Tom Flynn seems to think so. And since he happens to be the new director of the Council for Secular Humanism, his opinion is of some moment.
[Christopher] Orlet seems to find sincere, full-bore irreligiosity – the absence of any sense of a supra-natural aspect to life – almost incomprehensible, something there’s barely even a label for. Actually there are a couple of perfectly good labels for people who abstain from religion and spirituality. I’ve used one already: “scientific naturalist.” For another, I look no farther than my business card: “secular humanist.”
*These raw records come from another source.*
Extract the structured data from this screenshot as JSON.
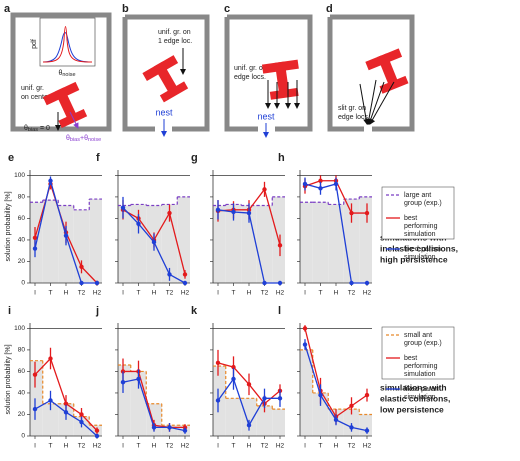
{
  "diagrams": [
    {
      "label": "a",
      "inset_ylabel": "pdf",
      "inset_xlabel": [
        {
          "t": "θ"
        },
        {
          "sub": "noise"
        }
      ],
      "caption": [
        "unif. gr.",
        "on center"
      ],
      "bias": [
        {
          "t": "θ"
        },
        {
          "sub": "bias"
        },
        {
          "t": " = 0"
        }
      ],
      "bias_noise": [
        {
          "t": "θ"
        },
        {
          "sub": "bias"
        },
        {
          "t": "+θ"
        },
        {
          "sub": "noise"
        }
      ]
    },
    {
      "label": "b",
      "caption": [
        "unif. gr. on",
        "1 edge loc."
      ],
      "nest": "nest"
    },
    {
      "label": "c",
      "caption": [
        "unif. gr. on",
        "edge locs."
      ],
      "nest": "nest"
    },
    {
      "label": "d",
      "caption": [
        "slit gr. on",
        "edge locs."
      ]
    }
  ],
  "row_notes": [
    [
      "simulations with",
      "inelastic collisions,",
      "high persistence"
    ],
    [
      "simulations with",
      "elastic collisions,",
      "low persistence"
    ]
  ],
  "chart_data": [
    {
      "type": "line",
      "label": "e",
      "ylabel": "solution probability [%]",
      "categories": [
        "I",
        "T",
        "H",
        "T2",
        "H2"
      ],
      "ylim": [
        0,
        105
      ],
      "yticks": [
        0,
        20,
        40,
        60,
        80,
        100
      ],
      "show_ytick_labels": true,
      "hline": 100,
      "series": [
        {
          "color": "#7b3fc4",
          "dash": true,
          "fill": "#e2e2e2",
          "values": [
            75,
            77,
            72,
            68,
            78
          ]
        },
        {
          "color": "#e31a1c",
          "values": [
            42,
            92,
            47,
            15,
            0
          ],
          "errors": [
            10,
            5,
            10,
            6,
            2
          ]
        },
        {
          "color": "#1f3fd6",
          "values": [
            32,
            95,
            44,
            0,
            0
          ],
          "errors": [
            8,
            4,
            9,
            0,
            0
          ]
        }
      ]
    },
    {
      "type": "line",
      "label": "f",
      "categories": [
        "I",
        "T",
        "H",
        "T2",
        "H2"
      ],
      "ylim": [
        0,
        105
      ],
      "yticks": [
        0,
        20,
        40,
        60,
        80,
        100
      ],
      "show_ytick_labels": false,
      "hline": 100,
      "series": [
        {
          "color": "#7b3fc4",
          "dash": true,
          "fill": "#e2e2e2",
          "values": [
            72,
            73,
            72,
            73,
            80
          ]
        },
        {
          "color": "#e31a1c",
          "values": [
            68,
            60,
            40,
            65,
            8
          ],
          "errors": [
            9,
            8,
            7,
            8,
            4
          ]
        },
        {
          "color": "#1f3fd6",
          "values": [
            70,
            55,
            38,
            8,
            0
          ],
          "errors": [
            10,
            9,
            8,
            6,
            0
          ]
        }
      ]
    },
    {
      "type": "line",
      "label": "g",
      "categories": [
        "I",
        "T",
        "H",
        "T2",
        "H2"
      ],
      "ylim": [
        0,
        105
      ],
      "yticks": [
        0,
        20,
        40,
        60,
        80,
        100
      ],
      "show_ytick_labels": false,
      "hline": 100,
      "series": [
        {
          "color": "#7b3fc4",
          "dash": true,
          "fill": "#e2e2e2",
          "values": [
            72,
            73,
            72,
            72,
            80
          ]
        },
        {
          "color": "#e31a1c",
          "values": [
            67,
            68,
            68,
            87,
            35
          ],
          "errors": [
            10,
            8,
            9,
            7,
            10
          ]
        },
        {
          "color": "#1f3fd6",
          "values": [
            68,
            66,
            65,
            0,
            0
          ],
          "errors": [
            9,
            8,
            9,
            0,
            0
          ]
        }
      ]
    },
    {
      "type": "line",
      "label": "h",
      "categories": [
        "I",
        "T",
        "H",
        "T2",
        "H2"
      ],
      "ylim": [
        0,
        105
      ],
      "yticks": [
        0,
        20,
        40,
        60,
        80,
        100
      ],
      "show_ytick_labels": false,
      "hline": 100,
      "legend": "right",
      "series": [
        {
          "name": "large ant group (exp.)",
          "color": "#7b3fc4",
          "dash": true,
          "fill": "#e2e2e2",
          "values": [
            75,
            75,
            73,
            78,
            80
          ]
        },
        {
          "name": "best performing simulation",
          "color": "#e31a1c",
          "values": [
            90,
            95,
            95,
            65,
            65
          ],
          "errors": [
            7,
            5,
            5,
            9,
            9
          ]
        },
        {
          "name": "fixed-param. simulation",
          "color": "#1f3fd6",
          "values": [
            92,
            88,
            92,
            0,
            0
          ],
          "errors": [
            6,
            6,
            6,
            0,
            0
          ]
        }
      ]
    },
    {
      "type": "line",
      "label": "i",
      "ylabel": "solution probability [%]",
      "categories": [
        "I",
        "T",
        "H",
        "T2",
        "H2"
      ],
      "ylim": [
        0,
        105
      ],
      "yticks": [
        0,
        20,
        40,
        60,
        80,
        100
      ],
      "show_ytick_labels": true,
      "hline": 100,
      "series": [
        {
          "color": "#e8892a",
          "dash": true,
          "fill": "#e2e2e2",
          "values": [
            70,
            30,
            30,
            18,
            10
          ]
        },
        {
          "color": "#e31a1c",
          "values": [
            57,
            72,
            30,
            20,
            5
          ],
          "errors": [
            12,
            10,
            8,
            6,
            3
          ]
        },
        {
          "color": "#1f3fd6",
          "values": [
            25,
            33,
            22,
            13,
            0
          ],
          "errors": [
            10,
            9,
            7,
            5,
            0
          ]
        }
      ]
    },
    {
      "type": "line",
      "label": "j",
      "categories": [
        "I",
        "T",
        "H",
        "T2",
        "H2"
      ],
      "ylim": [
        0,
        105
      ],
      "yticks": [
        0,
        20,
        40,
        60,
        80,
        100
      ],
      "show_ytick_labels": false,
      "hline": 100,
      "series": [
        {
          "color": "#e8892a",
          "dash": true,
          "fill": "#e2e2e2",
          "values": [
            66,
            60,
            30,
            10,
            10
          ]
        },
        {
          "color": "#e31a1c",
          "values": [
            60,
            60,
            10,
            8,
            8
          ],
          "errors": [
            12,
            10,
            5,
            4,
            3
          ]
        },
        {
          "color": "#1f3fd6",
          "values": [
            50,
            53,
            8,
            8,
            5
          ],
          "errors": [
            10,
            9,
            4,
            4,
            3
          ]
        }
      ]
    },
    {
      "type": "line",
      "label": "k",
      "categories": [
        "I",
        "T",
        "H",
        "T2",
        "H2"
      ],
      "ylim": [
        0,
        105
      ],
      "yticks": [
        0,
        20,
        40,
        60,
        80,
        100
      ],
      "show_ytick_labels": false,
      "hline": 100,
      "series": [
        {
          "color": "#e8892a",
          "dash": true,
          "fill": "#e2e2e2",
          "values": [
            65,
            35,
            35,
            28,
            25
          ]
        },
        {
          "color": "#e31a1c",
          "values": [
            68,
            64,
            48,
            30,
            42
          ],
          "errors": [
            12,
            10,
            10,
            8,
            6
          ]
        },
        {
          "color": "#1f3fd6",
          "values": [
            33,
            53,
            10,
            35,
            35
          ],
          "errors": [
            11,
            10,
            5,
            9,
            8
          ]
        }
      ]
    },
    {
      "type": "line",
      "label": "l",
      "categories": [
        "I",
        "T",
        "H",
        "T2",
        "H2"
      ],
      "ylim": [
        0,
        105
      ],
      "yticks": [
        0,
        20,
        40,
        60,
        80,
        100
      ],
      "show_ytick_labels": false,
      "hline": 100,
      "legend": "right",
      "series": [
        {
          "name": "small ant group (exp.)",
          "color": "#e8892a",
          "dash": true,
          "fill": "#e2e2e2",
          "values": [
            80,
            40,
            25,
            25,
            20
          ]
        },
        {
          "name": "best performing simulation",
          "color": "#e31a1c",
          "values": [
            100,
            42,
            18,
            28,
            38
          ],
          "errors": [
            3,
            12,
            7,
            8,
            6
          ]
        },
        {
          "name": "fixed-param. simulation",
          "color": "#1f3fd6",
          "values": [
            85,
            38,
            15,
            8,
            5
          ],
          "errors": [
            5,
            10,
            5,
            4,
            3
          ]
        }
      ]
    }
  ]
}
The way I read this passage, it seems he is equating “full-bore irreligiosity” with “[abstention] from religion and spirituality,” thereby suggesting spirituality is necessarily religious, or at least supernaturalistic.
This is rather like the question of whether you can be a religious atheist. Both “religion” and “spirituality” are associated with supernaturalism, and yet both have their godless proponents who want to see the terms reclaimed – for example, Felix Adler (founder of the religion Ethical Culture) and André Comte-Sponville (author of The Little Atheist Book of Spirituality).
I disagree with the first quest. It seems quixotic to say the least, and I’m not sure the word “religion” is worth reclaiming even if it were possible – it has negative connotations even for many religious people. But I agree with the second.
Because “spirituality” seems like a truly useful collective term for one’s emotional, social, ethical, and even cognitive functioning as subjectively experienced. At the retreat on nontheism among Quakers this weekend, the most common description of spirituality was “connection” – feeling connected to other people and to the natural environment, along with being attentive to the present moment. I see nothing objectively mysterious or supernatural about any of these things, as mysterious as they might feel subjectively.
And yet – one should use the word sparingly.
To quote James Riemermann again, writing on a different but related subject, “the word feels so terribly imprecise, and I can almost always find better ways to express myself.” If you’re about to say “spiritual” but you really just mean “ethical” or “emotional,” why not be specific?